Mit dem Wasser des aufgestauten Flüsschens Lehrde im Mühlenteich wurden die Wasserräder und ab 1935 eine Turbine angetrieben. Im Mühlengebäude drehten sich zwei einfache Walzenstühle und ein Schrotgang.
Die Obermühle gehörte ursprünglich zum Wirtschaftsbetrieb des Rittergutes der Familie von Behr. 1786 kaufte der Müller Anton Heinrich Müller die Mühle mit dem Stallgebäude für 786 Taler als Erbzinsmühle.

Bei einer Erbzinsmühle wurde die Mühle dem Müller zur Nutzung auf Lebenszeit und zur Weitervererbung im Untereigentum gegen Erbzins überlassen. Das Obereigentum verblieb bei den Grundherren.

1810 heiratete Georg-Heinrich-Wilhelm Barenscheer die Tochter des Anton Müller. Ab diesem Zeitpunkt waren alle weiteren Mühlenbesitzer Barenscheers.
Es handelte sich um eine typische Müllerfamilie, deren Namen bei fast 20 Mühlen in Niedersachsen nachgewiesen wurde. Der Betrieb der Obermühle endete im Zuge des Mühlenstilllegungsprogramms 1963. Neben dem Mühlen- und einen landwirtschaft-lichen Betrieb war zwischenzeitlich auch eine Gaststätte sowie das Standesamt im Mühlengebäude untergebracht. Bis zum 30. Juni 2008 führte hier die Familie Barenscheer (Borchert) ein Lebensmittelgeschäft. 

 

  

Die Obermühle, das Rittergut der Familie von Behr, die ehemalige Gutskirche sowie die Niedermühle sind ein geschichtsträchtiges Stellichter  Ensemble.
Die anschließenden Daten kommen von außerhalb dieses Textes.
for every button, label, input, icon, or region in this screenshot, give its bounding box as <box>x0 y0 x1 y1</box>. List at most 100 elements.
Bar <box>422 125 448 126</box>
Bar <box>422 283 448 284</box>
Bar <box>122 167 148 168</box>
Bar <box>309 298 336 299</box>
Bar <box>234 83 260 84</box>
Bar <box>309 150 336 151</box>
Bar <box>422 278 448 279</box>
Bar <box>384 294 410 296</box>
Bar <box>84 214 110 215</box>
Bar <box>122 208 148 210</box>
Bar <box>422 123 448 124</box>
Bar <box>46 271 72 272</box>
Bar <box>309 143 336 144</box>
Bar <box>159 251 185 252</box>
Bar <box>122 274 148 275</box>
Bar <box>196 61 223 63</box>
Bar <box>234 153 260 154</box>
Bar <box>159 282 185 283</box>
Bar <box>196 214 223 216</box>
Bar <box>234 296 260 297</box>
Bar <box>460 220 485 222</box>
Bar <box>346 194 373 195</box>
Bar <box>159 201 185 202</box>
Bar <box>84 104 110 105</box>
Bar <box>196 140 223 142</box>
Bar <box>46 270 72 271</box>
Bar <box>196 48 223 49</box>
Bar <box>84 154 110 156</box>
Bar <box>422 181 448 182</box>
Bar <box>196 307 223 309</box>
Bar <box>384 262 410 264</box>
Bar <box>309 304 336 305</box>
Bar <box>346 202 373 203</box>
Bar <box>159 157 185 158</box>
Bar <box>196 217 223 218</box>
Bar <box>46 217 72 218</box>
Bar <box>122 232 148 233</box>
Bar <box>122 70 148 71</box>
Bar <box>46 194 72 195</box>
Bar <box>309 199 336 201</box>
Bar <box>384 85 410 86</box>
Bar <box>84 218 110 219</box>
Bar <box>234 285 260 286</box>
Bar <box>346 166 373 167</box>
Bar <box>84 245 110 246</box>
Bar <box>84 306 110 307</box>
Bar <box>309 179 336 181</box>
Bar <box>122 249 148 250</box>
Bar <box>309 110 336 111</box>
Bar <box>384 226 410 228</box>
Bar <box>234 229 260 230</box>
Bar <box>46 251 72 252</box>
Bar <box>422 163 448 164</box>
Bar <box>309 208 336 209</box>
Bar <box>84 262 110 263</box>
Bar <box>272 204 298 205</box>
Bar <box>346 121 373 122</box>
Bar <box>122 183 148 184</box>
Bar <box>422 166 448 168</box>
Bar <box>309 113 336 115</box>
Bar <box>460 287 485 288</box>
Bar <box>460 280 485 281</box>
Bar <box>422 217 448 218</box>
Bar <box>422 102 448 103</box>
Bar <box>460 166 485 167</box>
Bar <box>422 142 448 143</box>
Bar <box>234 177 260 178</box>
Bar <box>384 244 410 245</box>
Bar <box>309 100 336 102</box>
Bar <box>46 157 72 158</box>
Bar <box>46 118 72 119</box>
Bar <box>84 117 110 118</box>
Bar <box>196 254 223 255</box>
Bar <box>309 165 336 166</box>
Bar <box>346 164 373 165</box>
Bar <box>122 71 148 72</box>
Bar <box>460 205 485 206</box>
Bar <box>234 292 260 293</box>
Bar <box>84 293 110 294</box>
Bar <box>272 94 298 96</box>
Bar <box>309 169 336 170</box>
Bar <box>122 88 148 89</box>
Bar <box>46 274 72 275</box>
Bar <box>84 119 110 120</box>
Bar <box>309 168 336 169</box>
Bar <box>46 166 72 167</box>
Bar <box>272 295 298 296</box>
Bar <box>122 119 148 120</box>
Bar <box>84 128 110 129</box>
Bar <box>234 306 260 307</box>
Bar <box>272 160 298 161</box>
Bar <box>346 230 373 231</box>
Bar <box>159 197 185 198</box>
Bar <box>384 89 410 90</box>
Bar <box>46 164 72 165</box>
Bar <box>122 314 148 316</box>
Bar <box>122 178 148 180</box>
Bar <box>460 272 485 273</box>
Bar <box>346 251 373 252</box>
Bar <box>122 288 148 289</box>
Ein Sprung in die Entwicklungsgeschichte der Mühlen.
Die Entwicklungsgeschichte der Mühlen begann mit dem Anbau von Getreide. Um die Körner verdaulich zu machen, wurden diese zuvor zerkleinert. Das geschah anfänglich mit einem sogenannten "Reibstein".

Die Weiterentwicklung der Zerkleinerungstechnik führte über den Mörser bis hin zu der ersten primitiven Handmühle, so-genannte Quernen. Ein Drehstein mit Handgriff wurde auf einem ausgehöhlten Bodenstein in drehende Bewegung versetzt.

Der nächste Entwicklungsschritt war vermutlich eine durch Tierkraft angetriebene Mühle.
Ungefähr 300 v. Chr. so wird vermutet, wurde ein von Wasserkraft getriebenes Wasserschöpfrad erfunden.
Im Jahre 10 v. Chr. beschreibt der römische Architekturwissenschaftler Vitruv den Funktionsmechanismus einer "Molina", einer Wassermühle.
Die erste Wassermühle in Deutschland wird im Raum der Mosel vermutet.
Durch den Einfluss der fränkischen Herrscher wurden bis ins Jahr 800 Wassermühlen in fast ganz Deutschland errichtet.

Erst drei Jahrhunderte später kamen die Windmühlen auf.
Das Ende der Wind- und Wassermühlen setzte mit der industriellen Entwicklung im 19. Jahrhundert ein. Durch die Erfindung der Dampfmaschine sowie anderen von Wind und Wasser unabhängige Antriebstechniken wurden diese alten Mühlen von modernen Großmühlen verdrängt.
Weitere Information gibt im internationalen Wind- und Wassermühlen-Museum in Gifhorn.